What this means is that all nuclei tend to be about as small as they can be, with the nucleons separated by about 1 fermi. They are like little hard, close-packed spheres. Each of these spheres will be bound to its nearest neighbours by the attractive strong nuclear force, but the protons will also feel a repulsive force due to all the protons in the nucleus. For a given set of neutrons and protons, the separation between the nucleons could be adjusted to achieve a force balance. If you tried to squish the nucleus, the strong nuclear force would become repulsive and it bounces back. If you try to expanded the nucleus the coulomb repulsion would get weaker bringing the nucleons back towards an equilibrium. What you imagine is that the nucleons sit in a potential well. The equilibrium point between the forces is at the bottom of the well where the gradient in potential (i.e. the net force) is zero. The depth of the well corresponds to the binding energy and is the sum of the binding energy terms due to the strong nuclear force, the coulomb repulsion (and also other items like whether the nucleons are paired in energy states or whether there is symmetry between the numbers of protons and neutrons).

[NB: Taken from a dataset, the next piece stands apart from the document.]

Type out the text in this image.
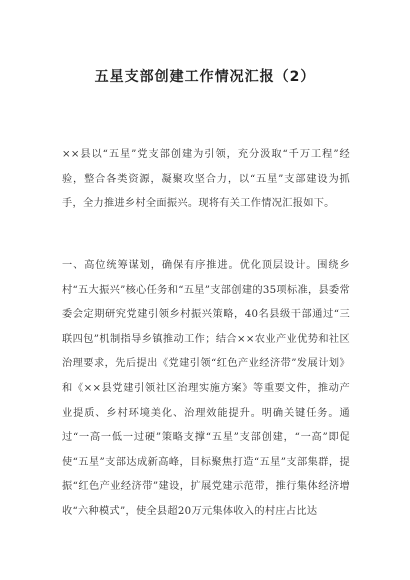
五星支部创建工作情况汇报（2）
××县以“五星”党支部创建为引领，充分汲取“千万工程”经验，整合各类资源，凝聚攻坚合力，以“五星”支部建设为抓手，全力推进乡村全面振兴。现将有关工作情况汇报如下。
一、高位统筹谋划，确保有序推进。优化顶层设计。围绕乡村“五大振兴”核心任务和“五星”支部创建的35项标准，县委常委会定期研究党建引领乡村振兴策略，40名县级干部通过“三联四包”机制指导乡镇推动工作；结合××农业产业优势和社区治理要求，先后提出《党建引领“红色产业经济带”发展计划》和《××县党建引领社区治理实施方案》等重要文件，推动产业提质、乡村环境美化、治理效能提升。明确关键任务。通过“一高一低一过硬”策略支撑“五星”支部创建，“一高”即促使“五星”支部达成新高峰，目标聚焦打造“五星”支部集群，提振“红色产业经济带”建设，扩展党建示范带，推行集体经济增收“六种模式”，使全县超20万元集体收入的村庄占比达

These considerations basically apply to all nuclei. There is usually some sort of equilibrium to be found between the forces, but this does not equate to stability and this where I think your book is leading you astray. Instability arises because there is a feasible way of rearranging the nucleons (i.e. changing a proton to a neutron or vice-versa) or ejecting a nucleon (or alpha particle) in order to reach a configuration that has an even deeper potential well. A general principle in physics is that systems will seek to minimise their energy density if there is a means of doing so. Similarly, if there are nucleons or particles in the vicinity of the nucleus, it may be possible to capture or interact with these in order to produce a new nucleus with an even deeper potential well.
So radioactive decay is really not best thought of in terms of a competition between forces. For instance, a nucleus will beta decay (a process governed by the weak force, a much shorter range force which is not a factor in the forces between the nucleons), because by changing a neutron to a proton the resulting nucleus has a larger binding energy (deeper potential well).